Jeff Portnoy – The Strangled Artist
The Struggle of an artist unable to express themselves
To pull back a moment, the Jeff Portnoy character was the most difficult for me to dissect. His character’s analysis is probably the shakiest, but I believe I have been at least slightly successful.
Similar to Kevin Sandusky, Jeff Portnoy is the type of actor who has been type-casted into a specific type of role. Unlike the Kevin Sandusky character, Jeff Portnoy is NOT comfortable in who he is. The role that he has been type-casted into is not a representation of his self. Because he has been type-casted and pigeonholed as an actor, he has found frustration in not being able to accurately express his self through his acting.
As an artist, this frustration in being unable to express himself has led him to unhappiness and drugs.

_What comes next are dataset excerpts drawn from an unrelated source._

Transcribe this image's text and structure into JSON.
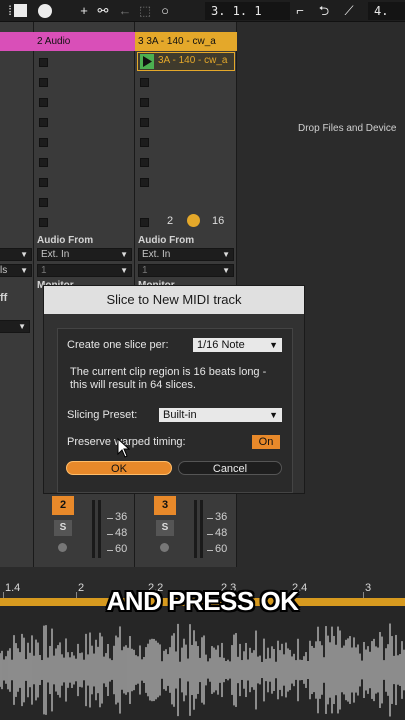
{
  "toolbar": {
    "position": "3.  1.  1",
    "right_readout": "4."
  },
  "session": {
    "drop_hint": "Drop Files and Device",
    "tracks": [
      {
        "name": "",
        "color": "#d94fb8"
      },
      {
        "name": "2 Audio",
        "color": "#d94fb8"
      },
      {
        "name": "3 3A - 140 - cw_a",
        "color": "#e4a82a"
      }
    ],
    "clip_name": "3A - 140 - cw_a",
    "left_partial": {
      "ext_in_tail": "ls",
      "monitor_tail": "ff"
    },
    "io": [
      {
        "audio_from": "Audio From",
        "input": "Ext. In",
        "channel": "1",
        "monitor": "Monitor"
      },
      {
        "audio_from": "Audio From",
        "input": "Ext. In",
        "channel": "1",
        "monitor": "Monitor"
      }
    ],
    "clip_counter": {
      "number": "2",
      "count": "16"
    },
    "mixer": [
      {
        "track_number": "2",
        "solo": "S",
        "db": [
          "36",
          "48",
          "60"
        ]
      },
      {
        "track_number": "3",
        "solo": "S",
        "db": [
          "36",
          "48",
          "60"
        ]
      }
    ]
  },
  "dialog": {
    "title": "Slice to New MIDI track",
    "slice_label": "Create one slice per:",
    "slice_value": "1/16 Note",
    "info": "The current clip region is 16 beats long - this will result in 64 slices.",
    "preset_label": "Slicing Preset:",
    "preset_value": "Built-in",
    "preserve_label": "Preserve warped timing:",
    "preserve_value": "On",
    "ok_label": "OK",
    "cancel_label": "Cancel",
    "accent": "#e8892a"
  },
  "ruler": [
    "1.4",
    "2",
    "2.2",
    "2.3",
    "2.4",
    "3"
  ],
  "caption": "AND PRESS OK"
}
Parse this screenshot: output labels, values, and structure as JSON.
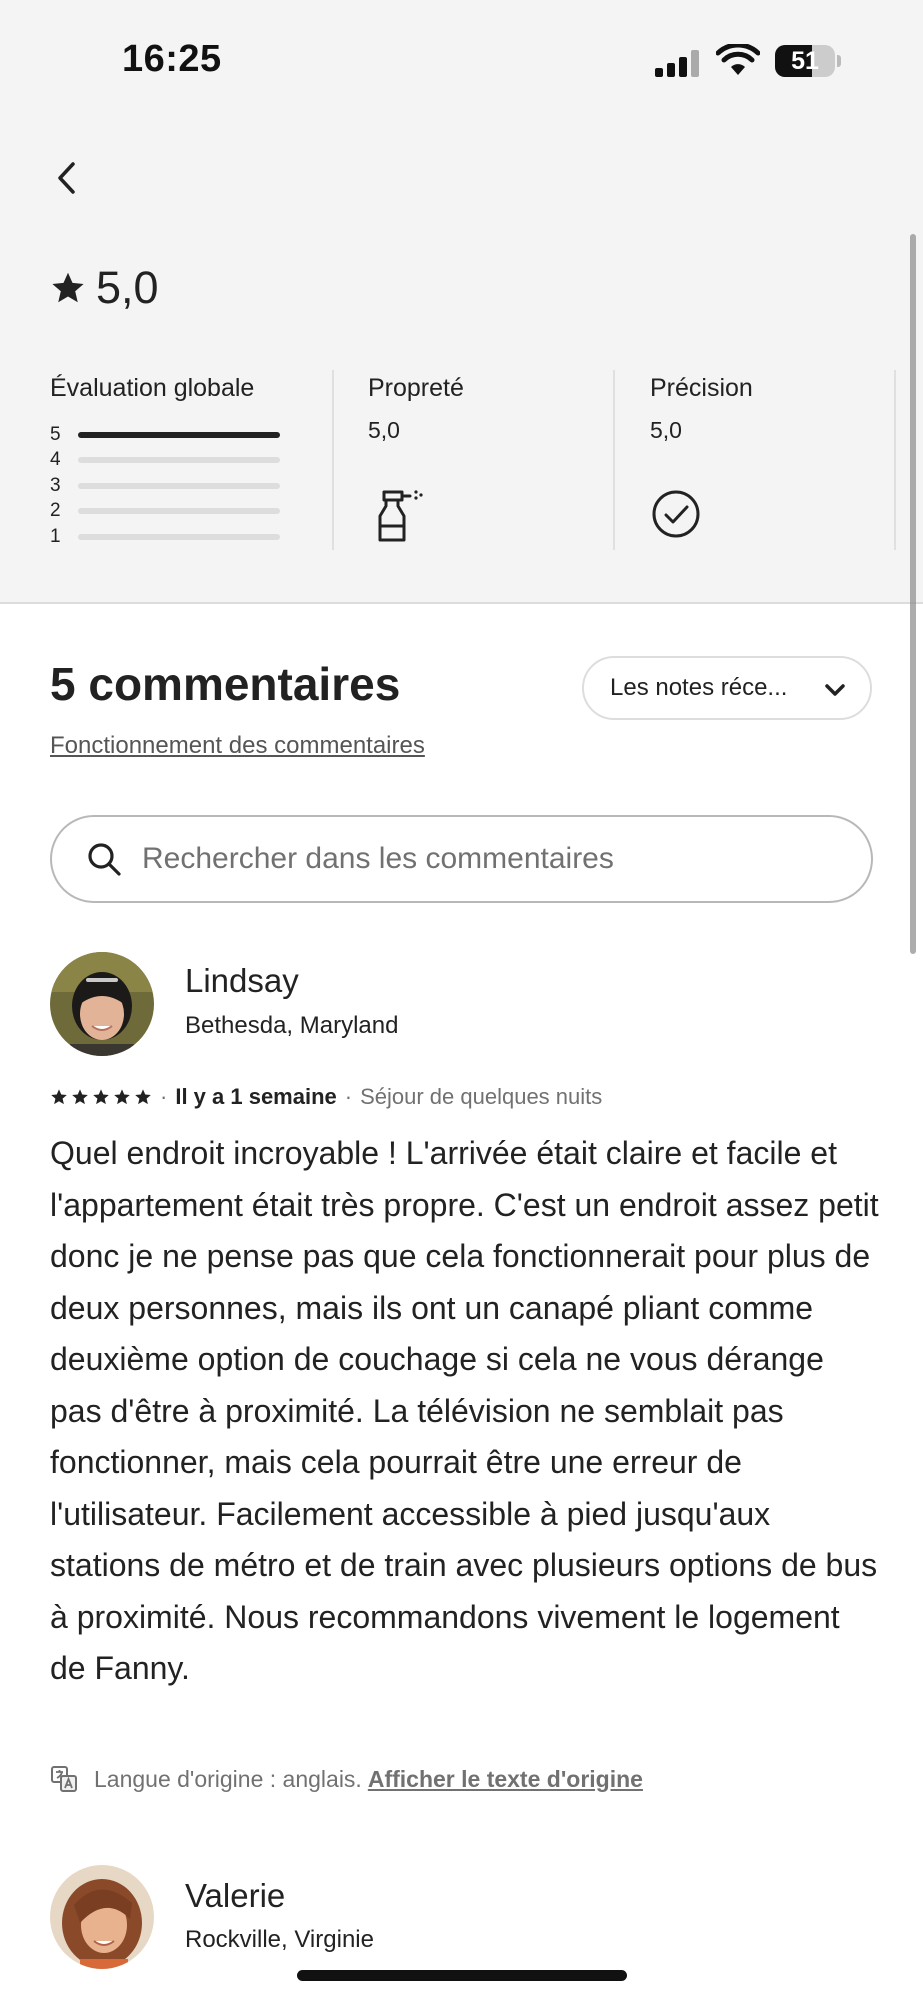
{
  "status_bar": {
    "time": "16:25",
    "battery": "51"
  },
  "summary": {
    "rating": "5,0"
  },
  "categories": [
    {
      "label": "Évaluation globale"
    },
    {
      "label": "Propreté",
      "value": "5,0",
      "icon": "spray-bottle-icon"
    },
    {
      "label": "Précision",
      "value": "5,0",
      "icon": "check-circle-icon"
    }
  ],
  "histogram": [
    {
      "stars": "5",
      "fraction": 1.0
    },
    {
      "stars": "4",
      "fraction": 0.0
    },
    {
      "stars": "3",
      "fraction": 0.0
    },
    {
      "stars": "2",
      "fraction": 0.0
    },
    {
      "stars": "1",
      "fraction": 0.0
    }
  ],
  "reviews_header": {
    "title": "5 commentaires",
    "how_link": "Fonctionnement des commentaires",
    "sort_label": "Les notes réce..."
  },
  "search": {
    "placeholder": "Rechercher dans les commentaires",
    "value": ""
  },
  "reviews": [
    {
      "name": "Lindsay",
      "location": "Bethesda, Maryland",
      "stars": 5,
      "when": "Il y a 1 semaine",
      "stay": "Séjour de quelques nuits",
      "text": "Quel endroit incroyable ! L'arrivée était claire et facile et l'appartement était très propre.  C'est un endroit assez petit donc je ne pense pas que cela fonctionnerait pour plus de deux personnes, mais ils ont un canapé pliant comme deuxième option de couchage si cela ne vous dérange pas d'être à proximité.  La télévision ne semblait pas fonctionner, mais cela pourrait être une erreur de l'utilisateur. Facilement accessible à pied jusqu'aux stations de métro et de train avec plusieurs options de bus à proximité. Nous recommandons vivement le logement de Fanny.",
      "original_language": "Langue d'origine : anglais.",
      "show_original": "Afficher le texte d'origine"
    },
    {
      "name": "Valerie",
      "location": "Rockville, Virginie"
    }
  ],
  "colors": {
    "text": "#222222",
    "muted": "#717171",
    "header_bg": "#f4f4f4",
    "track": "#dddddd"
  }
}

Jeff Portnoy’s character does not necessarily go through growth in this movie, but the audience’s interpretation of him does. At the beginning of the movie we only see a pampered, drug addicted fart-joke actor. As the movie progresses, we begin to see more of his true nature, his true self. When he asks Kevin if he can hang back for the mission, we initially believe it is because he is a coward, because that is our understanding of his character. But the reality is that he wants to stay back because he knows he would relapse if he went with them. He is actually a character with lots of depth and strength.
Alpa Chino – The Pretender
The struggle of a person whose life is itself an act.
Unlike most of the characters, Alpa Chino is not just an actor as a job, he is an actor in his life. He has a ‘public image’ that he feels he must maintain, and his life is all an elaborate act to maintain that image. His character flaw is not that he does not know himself. He knows who he truly is. His character flaw is that he does not feel free in life to be himself.
Alpa Chino undergoes personal growth in this movie not by learning how to be a better actor, nor by finding out who he truly is. His growth is in learning to have the strength and conviction to BE who he truly is, to tear off his role as an actor not just as a job but in LIFE. We see that he does this by asking out Lance at the end of the movie. Allowing the public audience to see his true self, and not just his acting self.